A housing boom occurred simultaneously with the commercial development. Washington Woods and Washington Lake, two higher class developments, were recently finished. Villas on the Green, a development of primarily carriage/cluster homes, was also finished along Country Club Road. New housing starts include Cameron Estates, a development of nearly 150 single family units paralleled with another 150 ready made modular duplexes located along Cameron Road. Strabane Manor, a 232 unit townhouse complex, was recently started along Fischer Road. It sits opposite of the Stonecreek development, a developing apartment complex with over 200 units. In addition to these developments, The Preserve at Timber's Edge, a smaller development of houses clustered in the wooded areas along Lakeview Drive, was recently approved for development. In the works include a possible 'empty-nester' aimed development near the Route 19 corridor.

Most importantly, the township board of supervisors, in conjunction with the Washington County Redevelopment Authority and the Trinity Area School Board approved the Tax-Incremented Financing (TIF) Plan for Bass Pro Shops and Tanger Outlet Malls. These developments will be larger than all of the township's current developments and will be located alongside of Interstate 79. The developments will be located close to The Meadows Racetrack and Casino in neighboring North Strabane. Development plans include a large Outdoor World store, in addition to other Bass Pro Shops developments. Bass Pro also intends to install sizable outdoor recreational and test facilities for ATVs, boats, and hunting gear. Next to the Bass Pro Shops will be Tanger Outlet Malls, a company nationally known for its development of outlet malls. The outlet center, which is slated to hold over 150 stores, will be similar in composition to the Grove City Outlets, located north of Pittsburgh, but will be slightly larger than that development.

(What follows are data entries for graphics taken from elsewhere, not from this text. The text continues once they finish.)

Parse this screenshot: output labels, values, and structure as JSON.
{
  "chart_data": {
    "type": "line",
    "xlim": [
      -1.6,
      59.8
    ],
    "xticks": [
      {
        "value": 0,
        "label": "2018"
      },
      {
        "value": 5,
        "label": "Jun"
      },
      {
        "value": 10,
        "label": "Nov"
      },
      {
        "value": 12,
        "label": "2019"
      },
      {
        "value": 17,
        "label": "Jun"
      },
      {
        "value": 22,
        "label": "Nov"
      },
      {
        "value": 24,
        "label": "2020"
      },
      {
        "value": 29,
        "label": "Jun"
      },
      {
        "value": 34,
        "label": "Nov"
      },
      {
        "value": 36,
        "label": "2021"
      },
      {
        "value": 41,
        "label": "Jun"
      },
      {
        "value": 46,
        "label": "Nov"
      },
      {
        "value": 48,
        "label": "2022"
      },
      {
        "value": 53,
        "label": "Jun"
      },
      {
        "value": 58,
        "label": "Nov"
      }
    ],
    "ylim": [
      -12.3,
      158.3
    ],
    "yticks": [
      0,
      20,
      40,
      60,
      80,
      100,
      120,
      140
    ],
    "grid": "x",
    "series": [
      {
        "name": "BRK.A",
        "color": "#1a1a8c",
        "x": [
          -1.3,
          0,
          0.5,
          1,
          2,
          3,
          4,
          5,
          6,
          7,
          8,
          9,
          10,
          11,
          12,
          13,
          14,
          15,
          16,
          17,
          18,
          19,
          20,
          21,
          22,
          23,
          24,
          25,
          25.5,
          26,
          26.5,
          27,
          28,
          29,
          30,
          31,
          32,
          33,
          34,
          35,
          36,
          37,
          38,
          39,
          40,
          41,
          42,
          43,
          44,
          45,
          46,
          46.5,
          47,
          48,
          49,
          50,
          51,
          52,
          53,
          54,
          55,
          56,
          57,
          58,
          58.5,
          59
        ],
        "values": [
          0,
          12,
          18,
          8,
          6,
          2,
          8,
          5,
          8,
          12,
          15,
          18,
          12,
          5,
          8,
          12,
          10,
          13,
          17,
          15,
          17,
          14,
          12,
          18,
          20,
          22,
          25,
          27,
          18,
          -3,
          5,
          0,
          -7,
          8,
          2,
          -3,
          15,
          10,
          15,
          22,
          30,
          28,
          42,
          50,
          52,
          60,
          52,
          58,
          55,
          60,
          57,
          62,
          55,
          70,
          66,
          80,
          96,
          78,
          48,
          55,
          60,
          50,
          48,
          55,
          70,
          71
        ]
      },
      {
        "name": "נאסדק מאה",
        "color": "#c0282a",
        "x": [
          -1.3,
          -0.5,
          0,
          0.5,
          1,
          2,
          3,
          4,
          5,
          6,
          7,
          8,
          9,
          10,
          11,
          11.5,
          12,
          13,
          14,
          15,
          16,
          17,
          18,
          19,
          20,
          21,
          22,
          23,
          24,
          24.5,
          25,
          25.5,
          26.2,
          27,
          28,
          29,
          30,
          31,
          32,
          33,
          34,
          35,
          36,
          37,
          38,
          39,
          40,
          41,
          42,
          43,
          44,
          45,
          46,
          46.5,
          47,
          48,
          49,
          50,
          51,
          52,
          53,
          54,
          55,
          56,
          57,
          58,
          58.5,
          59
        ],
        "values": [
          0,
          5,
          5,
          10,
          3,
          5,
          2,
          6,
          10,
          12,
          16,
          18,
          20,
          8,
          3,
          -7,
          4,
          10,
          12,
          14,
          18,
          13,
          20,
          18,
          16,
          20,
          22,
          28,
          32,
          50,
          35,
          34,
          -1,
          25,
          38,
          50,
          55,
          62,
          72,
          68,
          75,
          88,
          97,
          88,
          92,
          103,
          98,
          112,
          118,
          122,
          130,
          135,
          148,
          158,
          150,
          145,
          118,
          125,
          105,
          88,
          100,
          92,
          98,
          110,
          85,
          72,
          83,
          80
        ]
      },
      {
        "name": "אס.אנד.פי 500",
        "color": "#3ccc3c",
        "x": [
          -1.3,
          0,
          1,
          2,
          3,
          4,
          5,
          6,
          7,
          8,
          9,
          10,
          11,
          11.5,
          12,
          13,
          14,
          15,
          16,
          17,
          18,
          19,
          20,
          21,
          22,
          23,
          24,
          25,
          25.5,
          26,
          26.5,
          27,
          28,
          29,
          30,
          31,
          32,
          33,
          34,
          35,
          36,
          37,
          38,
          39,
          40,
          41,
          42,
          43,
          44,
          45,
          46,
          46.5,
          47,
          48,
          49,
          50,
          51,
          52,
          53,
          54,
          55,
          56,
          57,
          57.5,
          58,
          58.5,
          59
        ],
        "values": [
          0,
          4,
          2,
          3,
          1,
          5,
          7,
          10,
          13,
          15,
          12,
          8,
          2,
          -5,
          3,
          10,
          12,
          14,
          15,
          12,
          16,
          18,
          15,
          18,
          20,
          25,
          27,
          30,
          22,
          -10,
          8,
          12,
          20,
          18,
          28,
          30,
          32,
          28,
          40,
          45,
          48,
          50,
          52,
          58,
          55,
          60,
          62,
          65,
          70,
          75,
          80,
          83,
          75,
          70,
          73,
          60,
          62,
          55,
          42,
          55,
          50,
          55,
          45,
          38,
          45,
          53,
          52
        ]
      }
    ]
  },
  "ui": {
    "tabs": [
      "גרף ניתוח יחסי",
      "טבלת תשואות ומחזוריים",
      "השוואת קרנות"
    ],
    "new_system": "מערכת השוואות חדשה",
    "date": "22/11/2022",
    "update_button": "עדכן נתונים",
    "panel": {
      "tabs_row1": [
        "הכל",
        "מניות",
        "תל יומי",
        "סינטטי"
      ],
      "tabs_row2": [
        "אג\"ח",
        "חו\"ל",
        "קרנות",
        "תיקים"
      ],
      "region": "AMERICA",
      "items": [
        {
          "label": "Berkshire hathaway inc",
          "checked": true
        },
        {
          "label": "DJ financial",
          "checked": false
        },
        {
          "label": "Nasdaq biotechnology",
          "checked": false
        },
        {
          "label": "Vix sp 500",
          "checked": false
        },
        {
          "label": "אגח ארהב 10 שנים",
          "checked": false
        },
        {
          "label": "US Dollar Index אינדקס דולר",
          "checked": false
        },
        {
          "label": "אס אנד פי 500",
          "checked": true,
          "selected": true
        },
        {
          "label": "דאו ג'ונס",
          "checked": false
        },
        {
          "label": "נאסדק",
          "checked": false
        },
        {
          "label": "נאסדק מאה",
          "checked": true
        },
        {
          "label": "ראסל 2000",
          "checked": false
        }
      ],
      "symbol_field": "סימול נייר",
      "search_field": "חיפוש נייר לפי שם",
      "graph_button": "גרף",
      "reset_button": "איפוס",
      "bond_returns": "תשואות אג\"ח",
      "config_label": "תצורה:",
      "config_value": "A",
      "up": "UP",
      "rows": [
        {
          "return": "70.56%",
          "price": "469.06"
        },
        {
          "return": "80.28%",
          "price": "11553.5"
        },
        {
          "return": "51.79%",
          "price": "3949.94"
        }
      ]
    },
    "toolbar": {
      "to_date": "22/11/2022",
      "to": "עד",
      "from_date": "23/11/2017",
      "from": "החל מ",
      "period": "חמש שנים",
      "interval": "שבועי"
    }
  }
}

Also, a large development, located between US Route 40 and Interstate 70 in an area known as the 'Zediker Corridor', is in the planning stages through Consol Energy, Inc. Consol Energy, a company well known throughout southwestern Pennsylvania, is a large mining company that hopes to develop over 1600 acre with commercial offices. The areas around this development will be heavily developed with residential satellite developments. This development is over two times the size of the nearby SouthPointe, a development of commercial offices with some housing.